International Women’s Day is celebrated on March 8 every year, but strong, smart, independent women are featured every day in my books. They’re TV reporters, academics, lawyers, doctors, ranchers, Olympians. Perhaps it’s not a coincidence that many of my stories are set in Wyoming, also known as the Equality State.
Wyoming women were the first in the nation to vote (in 1870), serve on juries, and hold public office. And in 1869, a law was passed to give teachers—most of whom were women—equal pay whether they were men or women.

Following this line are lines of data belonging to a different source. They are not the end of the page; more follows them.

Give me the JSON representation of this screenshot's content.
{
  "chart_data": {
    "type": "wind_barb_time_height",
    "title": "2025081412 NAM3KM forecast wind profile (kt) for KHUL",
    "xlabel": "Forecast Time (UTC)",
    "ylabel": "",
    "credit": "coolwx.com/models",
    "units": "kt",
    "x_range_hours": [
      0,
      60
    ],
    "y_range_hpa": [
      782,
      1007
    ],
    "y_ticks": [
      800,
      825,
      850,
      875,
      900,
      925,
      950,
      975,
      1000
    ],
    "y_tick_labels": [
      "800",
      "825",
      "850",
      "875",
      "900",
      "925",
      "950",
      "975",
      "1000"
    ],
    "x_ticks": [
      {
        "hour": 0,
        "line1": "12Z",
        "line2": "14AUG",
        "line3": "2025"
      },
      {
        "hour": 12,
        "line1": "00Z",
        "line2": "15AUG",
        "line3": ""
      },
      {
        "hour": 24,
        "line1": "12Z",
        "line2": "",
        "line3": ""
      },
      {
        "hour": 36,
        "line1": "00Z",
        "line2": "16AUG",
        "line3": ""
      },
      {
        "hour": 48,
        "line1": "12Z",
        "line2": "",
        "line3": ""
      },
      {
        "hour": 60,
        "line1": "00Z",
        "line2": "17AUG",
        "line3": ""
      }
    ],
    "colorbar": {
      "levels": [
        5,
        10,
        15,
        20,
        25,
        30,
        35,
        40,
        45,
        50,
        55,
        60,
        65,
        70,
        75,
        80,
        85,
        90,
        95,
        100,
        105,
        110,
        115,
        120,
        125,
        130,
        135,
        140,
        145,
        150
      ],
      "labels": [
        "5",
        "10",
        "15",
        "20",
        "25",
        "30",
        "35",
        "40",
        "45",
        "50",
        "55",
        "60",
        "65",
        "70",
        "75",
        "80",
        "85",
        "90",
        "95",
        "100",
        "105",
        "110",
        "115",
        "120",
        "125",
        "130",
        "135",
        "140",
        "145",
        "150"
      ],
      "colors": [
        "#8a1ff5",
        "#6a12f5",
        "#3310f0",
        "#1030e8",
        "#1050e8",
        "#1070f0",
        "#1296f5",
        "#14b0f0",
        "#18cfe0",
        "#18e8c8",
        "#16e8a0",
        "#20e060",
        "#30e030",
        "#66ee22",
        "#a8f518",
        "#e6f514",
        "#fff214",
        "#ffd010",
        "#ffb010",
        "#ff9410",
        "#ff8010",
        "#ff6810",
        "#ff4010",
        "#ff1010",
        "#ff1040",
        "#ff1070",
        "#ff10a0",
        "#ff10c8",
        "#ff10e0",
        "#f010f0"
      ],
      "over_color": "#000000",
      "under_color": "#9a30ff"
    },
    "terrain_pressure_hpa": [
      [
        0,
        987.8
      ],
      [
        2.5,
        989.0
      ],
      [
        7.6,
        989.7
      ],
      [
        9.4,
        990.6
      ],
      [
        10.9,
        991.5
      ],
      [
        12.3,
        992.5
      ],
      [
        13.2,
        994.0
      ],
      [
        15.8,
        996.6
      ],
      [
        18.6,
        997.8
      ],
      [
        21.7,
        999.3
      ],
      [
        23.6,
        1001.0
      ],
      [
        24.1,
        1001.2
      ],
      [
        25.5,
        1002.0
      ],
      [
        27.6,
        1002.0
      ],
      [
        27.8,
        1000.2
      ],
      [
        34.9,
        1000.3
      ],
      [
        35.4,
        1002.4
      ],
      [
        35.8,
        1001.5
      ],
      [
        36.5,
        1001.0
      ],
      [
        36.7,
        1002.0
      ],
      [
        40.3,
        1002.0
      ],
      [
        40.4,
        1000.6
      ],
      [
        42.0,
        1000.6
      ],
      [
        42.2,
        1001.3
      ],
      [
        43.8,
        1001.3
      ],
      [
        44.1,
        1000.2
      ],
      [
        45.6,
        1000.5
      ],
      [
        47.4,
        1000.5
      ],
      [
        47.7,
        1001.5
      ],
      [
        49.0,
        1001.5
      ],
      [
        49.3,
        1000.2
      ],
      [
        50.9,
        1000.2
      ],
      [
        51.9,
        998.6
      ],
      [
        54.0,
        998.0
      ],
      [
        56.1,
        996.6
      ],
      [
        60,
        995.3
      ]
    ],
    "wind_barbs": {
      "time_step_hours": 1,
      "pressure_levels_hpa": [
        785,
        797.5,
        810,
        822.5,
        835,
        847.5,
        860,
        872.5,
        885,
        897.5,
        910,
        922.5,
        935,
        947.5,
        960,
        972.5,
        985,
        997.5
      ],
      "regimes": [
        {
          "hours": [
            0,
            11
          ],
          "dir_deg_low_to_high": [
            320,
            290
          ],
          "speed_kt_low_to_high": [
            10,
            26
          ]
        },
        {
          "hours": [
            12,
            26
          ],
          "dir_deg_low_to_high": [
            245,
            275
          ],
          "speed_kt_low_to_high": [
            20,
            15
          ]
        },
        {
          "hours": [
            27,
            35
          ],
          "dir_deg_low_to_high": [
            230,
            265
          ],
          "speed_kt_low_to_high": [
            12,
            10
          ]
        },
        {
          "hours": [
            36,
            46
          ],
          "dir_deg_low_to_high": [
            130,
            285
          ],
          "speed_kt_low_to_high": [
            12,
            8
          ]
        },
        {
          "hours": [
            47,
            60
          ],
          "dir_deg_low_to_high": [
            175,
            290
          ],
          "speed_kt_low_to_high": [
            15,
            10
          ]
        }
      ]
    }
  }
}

In different regions, the focus of International Women’s Day ranges from a general validation of respect, appreciation and love toward women to a celebration for women’s economic, political, and social achievements. This year, the day also marks a call to action for accelerating equal pay and for parity in other economic and social factors. It’s an official holiday in many countries including Russia, Vietnam, Afghanistan and Uganda. Mothers, wives, girlfriends or colleagues are honored with flowers and small gifts, much in the manner of Mother’s Day. In Colorado Springs, several women’s groups including the League of Women Voters, Zonta Club, Soroptimists International and American Association of University Women, held their Women’s Day celebration on Saturday, uniting behind this beautiful poster, by artist Estelle Carol, of the CWLU Herstory Project.
And Google honors the day with a video Doodle showing women and girls from around the world completing the sentence “one day I will …” The cutest might have been a little girl who wants to dance like Michael Jackson, but there’s also anthropologist Jane Goodall, saying, “I will discuss the environment with Pope Francis,” and Nobel Prize winner Malala Yousafzai and Syrian activist Muzoon Almellehan advocating for the day when “we will see every girl in school.”
My salute on this day is to Esther Hobart Morris, the first woman justice of peace in the United States. She was appointed Feb. 14, 1870 in South Pass, Wyoming after the previous (male) holder of the job quit in protest of the passage of women’s suffrage at the end of 1869.
Esther ruled on 26 cases, including criminal cases. None of her rulings were overturned.
Her statue, by Avard Fairbanks, now stands in the U.S. Capitol’s Statuary Hall.